Si les écoles maternelles et élémentaires sont surtout représentées par les « instits », il est tout de même rare de les rencontrer. Un peu en début d’année lors de la réunion de rentrée. Durant la fête de l’école pour montrer ce que les enfants ont appris, fait, confectionné. Parfois, par ci ou par là, de façon ponctuelle, demandée, organisée.

Celles qu’on appelle les Atsem, c’est tous les jours que les parents les voient. Le matin pour confier les enfants. Le soir pour les récupérer. « Alors comment ça s’est passé ? », leur demande-t-on d’entrée. « Il a bien dormi ? ». « Il s’est bien amusé ? ». « Elle est restée avec quel camarade ? ». « Quoi ! Il a griffé Albane ? ». « Elle a fait caca dans sa culotte. Vous l’avez changée ? »…

La voix qui apaise, la voix pour prévenir

Les Atsem, elles connaissent sur le bout des doigts tous les enfants de leur classe. Leur attitude, leurs craintes, leur doudou, leurs peurs, leurs copains et leurs copines, leurs histoires et jeux préférés, leurs signes de fatigue, les moments pour un câlin, les moments pour sévir, la voix qui apaise, la voix pour prévenir.

Messager des lieux

Les Atsem, ce sont des passerelles entre les parents et les professeurs. « Il s’est réveillé 6 fois cette nuit. Il est très fatigué », va dire un papa des valises sous les yeux. « C’est compliqué en ce moment à la maison avec la séparation », confie une maman le regard las. « En ce moment, je sais pas ce qu’elle a mais elle ne veut pas aller à l’école », expliquent des parents le timbre fort au-dessus des pleurs de leur « petit ange ».

Emmanuel Macron a qualifié les Atsem de « trésors dont nous ne saurions nous passer » lors d’un discours au Conservatoire des arts et métiers le 27 mars 2018

10 minutes de pause le matin et l’après-midi...en théorie

« Nous attaquons à 7h30 et terminons 11 heures après, précise Frédérique Vidal, Atsem dans une école de Guitard. Les premières choses que l’on fait une fois les parents partis, c’est le passage au vestiaire pour enlever les vestes, mettre les pantoufles, faire le pipi ou caca et lavage de mains. Ensuite, il y a les histoires, les jeux ou les chansons tout en accueillant un à un les élèves de l’école ».

Comme Frédérique, Pascale Voisin s’occupe d’environ 24 enfants à l’école Michelet au Puy. « Durant le temps scolaire, nous sommes là pour seconder le maître ou la maîtresse, préparer les ateliers, accompagner les petits qui ont des difficultés sur les activités, passer de l’un à l’autre, sans arrêt et sans relâche », détaille-t-elle.
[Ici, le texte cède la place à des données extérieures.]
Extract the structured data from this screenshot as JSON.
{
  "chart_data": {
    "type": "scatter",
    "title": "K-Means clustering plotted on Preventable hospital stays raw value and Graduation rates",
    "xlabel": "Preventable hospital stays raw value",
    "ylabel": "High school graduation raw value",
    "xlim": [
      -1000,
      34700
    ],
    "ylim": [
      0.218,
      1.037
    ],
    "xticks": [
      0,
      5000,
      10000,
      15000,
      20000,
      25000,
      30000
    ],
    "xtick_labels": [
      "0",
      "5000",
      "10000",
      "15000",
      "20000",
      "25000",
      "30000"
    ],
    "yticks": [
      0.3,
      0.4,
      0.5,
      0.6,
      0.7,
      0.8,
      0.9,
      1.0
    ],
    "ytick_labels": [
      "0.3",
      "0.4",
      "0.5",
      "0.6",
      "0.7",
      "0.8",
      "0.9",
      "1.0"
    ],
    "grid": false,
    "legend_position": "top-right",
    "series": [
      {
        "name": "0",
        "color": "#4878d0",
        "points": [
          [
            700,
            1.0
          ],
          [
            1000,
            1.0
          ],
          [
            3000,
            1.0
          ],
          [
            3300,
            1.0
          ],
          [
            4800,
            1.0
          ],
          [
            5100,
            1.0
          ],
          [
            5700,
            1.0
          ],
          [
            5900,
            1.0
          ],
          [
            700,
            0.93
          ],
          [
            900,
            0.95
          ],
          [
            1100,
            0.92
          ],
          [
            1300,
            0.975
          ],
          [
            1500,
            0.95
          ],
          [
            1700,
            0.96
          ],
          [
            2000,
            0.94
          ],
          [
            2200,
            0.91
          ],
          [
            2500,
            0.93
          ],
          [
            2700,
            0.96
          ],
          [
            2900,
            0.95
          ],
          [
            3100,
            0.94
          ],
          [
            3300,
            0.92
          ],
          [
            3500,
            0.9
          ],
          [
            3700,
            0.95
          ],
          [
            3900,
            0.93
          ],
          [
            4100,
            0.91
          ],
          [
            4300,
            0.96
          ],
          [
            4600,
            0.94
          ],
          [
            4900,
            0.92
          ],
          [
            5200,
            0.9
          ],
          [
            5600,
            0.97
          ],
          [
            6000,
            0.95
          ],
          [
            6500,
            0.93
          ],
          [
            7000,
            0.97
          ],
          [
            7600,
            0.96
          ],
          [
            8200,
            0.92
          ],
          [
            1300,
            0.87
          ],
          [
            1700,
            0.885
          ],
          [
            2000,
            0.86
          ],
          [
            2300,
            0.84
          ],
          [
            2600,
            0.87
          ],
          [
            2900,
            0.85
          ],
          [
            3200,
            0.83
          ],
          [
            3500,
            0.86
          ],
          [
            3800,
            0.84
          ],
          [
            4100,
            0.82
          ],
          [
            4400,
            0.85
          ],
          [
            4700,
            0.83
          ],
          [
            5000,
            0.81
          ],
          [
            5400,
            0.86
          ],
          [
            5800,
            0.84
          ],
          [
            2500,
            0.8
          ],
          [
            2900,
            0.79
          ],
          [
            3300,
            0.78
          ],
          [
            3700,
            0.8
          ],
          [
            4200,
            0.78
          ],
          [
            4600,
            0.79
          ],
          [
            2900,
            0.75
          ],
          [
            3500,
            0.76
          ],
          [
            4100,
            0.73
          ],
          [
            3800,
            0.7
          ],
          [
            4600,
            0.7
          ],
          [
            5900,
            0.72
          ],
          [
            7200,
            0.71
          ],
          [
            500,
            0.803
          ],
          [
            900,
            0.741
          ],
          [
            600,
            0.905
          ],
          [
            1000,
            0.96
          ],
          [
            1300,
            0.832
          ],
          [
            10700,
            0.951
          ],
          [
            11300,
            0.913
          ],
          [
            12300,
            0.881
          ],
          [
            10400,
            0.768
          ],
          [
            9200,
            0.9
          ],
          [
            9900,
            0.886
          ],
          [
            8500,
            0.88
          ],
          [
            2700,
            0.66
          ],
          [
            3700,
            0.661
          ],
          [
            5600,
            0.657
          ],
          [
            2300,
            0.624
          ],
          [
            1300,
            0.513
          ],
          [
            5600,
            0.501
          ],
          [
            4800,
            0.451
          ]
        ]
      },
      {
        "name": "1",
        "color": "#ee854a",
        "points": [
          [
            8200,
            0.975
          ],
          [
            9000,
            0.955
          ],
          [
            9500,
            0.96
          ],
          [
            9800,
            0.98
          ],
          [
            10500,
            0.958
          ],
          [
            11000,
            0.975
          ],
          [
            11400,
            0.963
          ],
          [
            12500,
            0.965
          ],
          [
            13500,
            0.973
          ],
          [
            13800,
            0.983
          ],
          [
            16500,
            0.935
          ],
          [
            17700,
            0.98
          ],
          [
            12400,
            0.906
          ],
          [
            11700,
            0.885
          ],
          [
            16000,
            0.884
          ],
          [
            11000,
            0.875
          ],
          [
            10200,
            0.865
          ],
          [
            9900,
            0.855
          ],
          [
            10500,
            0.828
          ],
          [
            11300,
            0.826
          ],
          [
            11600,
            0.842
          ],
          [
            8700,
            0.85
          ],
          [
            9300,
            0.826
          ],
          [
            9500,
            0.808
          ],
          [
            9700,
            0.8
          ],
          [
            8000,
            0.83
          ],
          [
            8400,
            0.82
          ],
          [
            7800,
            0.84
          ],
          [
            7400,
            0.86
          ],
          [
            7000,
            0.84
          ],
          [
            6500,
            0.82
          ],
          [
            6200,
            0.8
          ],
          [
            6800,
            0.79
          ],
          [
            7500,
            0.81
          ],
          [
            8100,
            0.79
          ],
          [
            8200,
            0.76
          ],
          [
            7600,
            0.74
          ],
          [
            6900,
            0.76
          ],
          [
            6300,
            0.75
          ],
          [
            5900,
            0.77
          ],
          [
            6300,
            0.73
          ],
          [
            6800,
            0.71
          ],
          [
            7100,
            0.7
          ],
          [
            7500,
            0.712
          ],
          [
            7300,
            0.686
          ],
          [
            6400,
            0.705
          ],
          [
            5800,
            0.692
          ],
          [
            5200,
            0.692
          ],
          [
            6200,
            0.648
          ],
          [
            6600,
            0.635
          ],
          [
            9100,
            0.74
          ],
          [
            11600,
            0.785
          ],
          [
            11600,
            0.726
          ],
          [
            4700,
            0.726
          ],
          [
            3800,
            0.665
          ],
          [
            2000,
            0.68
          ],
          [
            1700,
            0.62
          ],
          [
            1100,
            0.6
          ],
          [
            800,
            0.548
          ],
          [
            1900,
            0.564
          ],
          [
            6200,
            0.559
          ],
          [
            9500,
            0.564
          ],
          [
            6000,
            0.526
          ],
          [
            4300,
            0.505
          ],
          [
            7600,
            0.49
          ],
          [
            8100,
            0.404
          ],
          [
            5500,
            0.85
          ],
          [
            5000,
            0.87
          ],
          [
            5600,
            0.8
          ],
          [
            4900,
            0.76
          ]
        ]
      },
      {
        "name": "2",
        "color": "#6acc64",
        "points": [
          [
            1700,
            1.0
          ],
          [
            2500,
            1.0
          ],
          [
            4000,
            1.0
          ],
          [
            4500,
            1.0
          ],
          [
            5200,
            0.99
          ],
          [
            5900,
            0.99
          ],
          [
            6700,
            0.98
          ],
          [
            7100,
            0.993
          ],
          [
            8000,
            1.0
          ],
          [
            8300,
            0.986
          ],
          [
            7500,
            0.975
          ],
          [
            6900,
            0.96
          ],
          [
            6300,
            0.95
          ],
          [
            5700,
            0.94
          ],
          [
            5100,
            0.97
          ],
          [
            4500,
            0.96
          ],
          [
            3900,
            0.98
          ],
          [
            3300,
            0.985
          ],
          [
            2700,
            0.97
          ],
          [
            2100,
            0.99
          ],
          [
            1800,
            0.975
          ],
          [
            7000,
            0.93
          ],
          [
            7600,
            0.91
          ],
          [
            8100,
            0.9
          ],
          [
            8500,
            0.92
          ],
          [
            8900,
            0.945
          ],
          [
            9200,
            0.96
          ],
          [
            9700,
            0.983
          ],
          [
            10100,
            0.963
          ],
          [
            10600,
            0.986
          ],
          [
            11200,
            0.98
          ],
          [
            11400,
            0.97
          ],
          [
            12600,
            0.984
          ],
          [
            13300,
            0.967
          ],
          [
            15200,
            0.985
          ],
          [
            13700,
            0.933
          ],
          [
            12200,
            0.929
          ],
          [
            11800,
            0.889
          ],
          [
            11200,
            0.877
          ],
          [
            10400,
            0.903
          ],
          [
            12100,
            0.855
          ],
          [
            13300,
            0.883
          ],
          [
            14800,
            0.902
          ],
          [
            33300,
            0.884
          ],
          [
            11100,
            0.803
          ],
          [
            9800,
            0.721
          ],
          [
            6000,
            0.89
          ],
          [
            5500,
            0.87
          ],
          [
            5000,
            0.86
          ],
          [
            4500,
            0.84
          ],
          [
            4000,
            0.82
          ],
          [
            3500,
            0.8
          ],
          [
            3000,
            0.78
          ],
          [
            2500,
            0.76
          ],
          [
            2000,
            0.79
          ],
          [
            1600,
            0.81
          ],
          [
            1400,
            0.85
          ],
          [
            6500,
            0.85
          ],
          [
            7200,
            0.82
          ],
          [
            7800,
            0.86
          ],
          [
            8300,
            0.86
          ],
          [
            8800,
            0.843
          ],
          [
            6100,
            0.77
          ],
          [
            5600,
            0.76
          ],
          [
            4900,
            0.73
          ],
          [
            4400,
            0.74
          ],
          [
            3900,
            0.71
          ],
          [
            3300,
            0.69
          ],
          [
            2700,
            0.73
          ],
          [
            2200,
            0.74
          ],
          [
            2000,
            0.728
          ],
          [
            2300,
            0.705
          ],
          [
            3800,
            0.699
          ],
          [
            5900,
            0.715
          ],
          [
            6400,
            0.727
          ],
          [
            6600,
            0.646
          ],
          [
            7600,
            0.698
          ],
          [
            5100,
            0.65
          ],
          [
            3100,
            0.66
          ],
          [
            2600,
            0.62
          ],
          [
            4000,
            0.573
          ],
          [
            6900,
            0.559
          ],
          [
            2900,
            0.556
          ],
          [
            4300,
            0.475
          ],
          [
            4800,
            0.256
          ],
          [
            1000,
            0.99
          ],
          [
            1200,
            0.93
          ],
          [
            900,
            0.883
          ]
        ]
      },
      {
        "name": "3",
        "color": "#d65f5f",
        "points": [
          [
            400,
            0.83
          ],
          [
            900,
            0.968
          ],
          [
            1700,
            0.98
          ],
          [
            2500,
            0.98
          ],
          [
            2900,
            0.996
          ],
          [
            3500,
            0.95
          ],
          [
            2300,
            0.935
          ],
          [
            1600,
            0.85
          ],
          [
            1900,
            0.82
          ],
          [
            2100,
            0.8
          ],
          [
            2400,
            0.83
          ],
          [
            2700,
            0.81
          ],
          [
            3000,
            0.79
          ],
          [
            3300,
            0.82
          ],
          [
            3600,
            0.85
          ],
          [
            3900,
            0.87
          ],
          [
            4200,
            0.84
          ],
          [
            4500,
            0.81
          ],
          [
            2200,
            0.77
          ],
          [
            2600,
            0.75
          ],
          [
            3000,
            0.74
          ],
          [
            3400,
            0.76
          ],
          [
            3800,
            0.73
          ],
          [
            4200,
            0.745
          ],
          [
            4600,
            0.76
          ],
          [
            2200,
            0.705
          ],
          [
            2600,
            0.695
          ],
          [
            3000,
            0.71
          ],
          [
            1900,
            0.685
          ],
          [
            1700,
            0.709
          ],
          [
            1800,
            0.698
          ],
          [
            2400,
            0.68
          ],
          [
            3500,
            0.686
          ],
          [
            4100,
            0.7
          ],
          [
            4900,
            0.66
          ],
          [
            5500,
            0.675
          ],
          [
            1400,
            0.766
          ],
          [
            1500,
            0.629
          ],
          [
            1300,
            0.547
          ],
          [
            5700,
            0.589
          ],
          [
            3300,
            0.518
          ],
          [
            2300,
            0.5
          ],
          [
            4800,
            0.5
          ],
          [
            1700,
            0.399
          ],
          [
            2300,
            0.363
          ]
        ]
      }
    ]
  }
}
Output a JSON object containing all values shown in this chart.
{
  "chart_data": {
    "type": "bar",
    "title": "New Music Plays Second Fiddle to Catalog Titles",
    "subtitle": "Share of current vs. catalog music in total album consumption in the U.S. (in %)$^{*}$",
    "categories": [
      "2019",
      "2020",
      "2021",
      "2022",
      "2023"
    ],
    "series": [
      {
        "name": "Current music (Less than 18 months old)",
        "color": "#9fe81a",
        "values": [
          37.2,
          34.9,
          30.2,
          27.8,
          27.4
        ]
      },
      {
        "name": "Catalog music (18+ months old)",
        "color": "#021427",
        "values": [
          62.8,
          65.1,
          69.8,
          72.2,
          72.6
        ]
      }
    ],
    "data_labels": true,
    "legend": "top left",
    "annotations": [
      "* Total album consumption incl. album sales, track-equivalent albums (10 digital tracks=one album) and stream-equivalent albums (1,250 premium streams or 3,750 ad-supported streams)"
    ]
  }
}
« C’est le bruit ambiant le plus gênant ! »

Quand les instits partent alors vers 11h45 se restaurer au calme s’ils le souhaitent, les Atsem installent les élèves pour la cantine. « Nous mangeons avec eux, livre Viviane Farigoule, Atsem à Taulhac. Nous sommes un peu obligées d’ingurgiter notre repas en 5 minutes pour s’occuper des enfants. Entre ceux qui n’aiment pas, ceux qui s’en sont mis partout, couper la viande, ouvrir les yaourts, mettre le sucre... »
Elle ajoute : « Mais je pense que c’est le bruit ambiant le plus gênant ! »

Anecdote qui fait mal. « Un soir, une maman arrive en retard pour chercher son enfant. Je le lui fais remarquer et lui rappelle l'heure limite. Elle me répond alors excédée : "Oui, je sais ! Mais moi je travaille, moi !" » Frédérique Vidal

« Nous avons à ce moment-là environ 30 minutes pour faire le nettoyage des classes »

L’après-midi, ce sont de nouveau les activités scolaires, siestes pour les plus petits, re-pipi, re-caca, goûter, changement de couches pour certains, lavage de vomi pour d’autres. Et...16h30. La journée est terminée. Pour certains. Pas pour d’autres.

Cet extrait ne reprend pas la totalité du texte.